Let’s take an extreme example: someone who each year flies 75,000 miles on Alaska, spends $15,000 and flies 100,000 miles on American, and spends $5,000 on JetBlue. If each flight was credited to the carrier’s loyalty program, the flyer would earn MVP Gold 75K with Alaska, AAdvantage Executive Platinum, and TrueBlue Mosaic. They’d also earn the following redeemable miles:

  • 218,000 Mileage Plan (125% bonus miles plus 50,000 miles on MVP Gold 75K qualification);

  • 235,000 AAdvantage (11 miles per dollar plus 20,000 miles on Platinum Pro qualification and 50,000 on Executive Platinum qualification);

  • 150,000 TrueBlue (9 points per dollar plus 15,000 points on Mosaic qualification. Add 12,000 points if you also fly 7 round-trip flights).

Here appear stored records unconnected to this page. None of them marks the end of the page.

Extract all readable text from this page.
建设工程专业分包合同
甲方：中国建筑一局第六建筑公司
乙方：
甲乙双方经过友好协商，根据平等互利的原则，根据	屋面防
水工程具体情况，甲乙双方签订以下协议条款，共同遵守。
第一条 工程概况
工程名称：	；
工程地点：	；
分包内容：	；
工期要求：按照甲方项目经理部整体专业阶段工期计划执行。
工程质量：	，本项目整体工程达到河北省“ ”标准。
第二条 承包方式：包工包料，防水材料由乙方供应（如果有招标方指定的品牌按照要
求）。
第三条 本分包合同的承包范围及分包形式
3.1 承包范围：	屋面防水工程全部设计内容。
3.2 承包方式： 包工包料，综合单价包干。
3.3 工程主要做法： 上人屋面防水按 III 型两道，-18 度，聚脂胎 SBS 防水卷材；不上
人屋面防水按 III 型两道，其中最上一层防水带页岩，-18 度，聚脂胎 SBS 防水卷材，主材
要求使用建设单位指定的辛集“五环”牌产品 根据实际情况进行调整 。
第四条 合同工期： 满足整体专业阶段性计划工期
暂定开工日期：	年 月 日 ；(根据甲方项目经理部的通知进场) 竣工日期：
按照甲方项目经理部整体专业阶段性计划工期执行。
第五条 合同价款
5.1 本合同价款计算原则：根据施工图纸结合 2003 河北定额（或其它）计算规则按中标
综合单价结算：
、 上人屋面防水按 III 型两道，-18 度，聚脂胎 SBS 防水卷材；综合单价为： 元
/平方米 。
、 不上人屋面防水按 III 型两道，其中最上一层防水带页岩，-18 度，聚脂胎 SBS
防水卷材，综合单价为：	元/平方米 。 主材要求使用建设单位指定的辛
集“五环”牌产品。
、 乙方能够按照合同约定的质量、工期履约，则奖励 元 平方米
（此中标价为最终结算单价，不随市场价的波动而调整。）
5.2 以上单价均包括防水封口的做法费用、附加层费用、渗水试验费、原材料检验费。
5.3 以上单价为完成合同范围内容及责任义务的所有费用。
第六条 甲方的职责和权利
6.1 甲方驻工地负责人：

Here are those same values in each of the three crediting scenarios I described above (assuming an average earning rate of 50% when crediting Alaska flights to AAdvantage and vice versa, and an average earning rate of 7.5 points per dollar when crediting American flights to TrueBlue, since non-codeshare flights can’t be booked through JetBlue):

  1. 372,500 AAdvantage (82,000 from Alaska flights and 55,000 from JetBlue flights);

  2. 330,500 Mileage Plan (112,500 from American flights), 150,000 TrueBlue;

  3. 262,000 TrueBlue (112,500 from American flights), 218,000 Mileage Plan.

An actual flyer’s experience would vary based on the exact Alaska fare classes and exact American flights they took, but this should be the result you expected: since airlines naturally reward their own passengers more generously than those of their partners, concentrating your fire does increase your total earning in your focus program, but not by as much as it reduces your earning in your distributed programs. In a sense this functions the same way as a points transfer from Marriott to United: you’ll never get as many miles into United as you got out of Marriott. It may still be worth it depending on your plans and corresponding needs, but only after careful scrutiny and exploring other alternatives.

Conclusion

If you made it this far, congratulations! If you found this analysis useful, even better. If you found this analysis mindlessly boring, well, send it to someone you want to annoy.

I personally plan to bookmark the post for my own convenience just to have those earning links in one place, since I find it irritating to track down cross-airline earning rates every time I fly and need to decide where to credit flights based on fare class, elite status, and partner programs.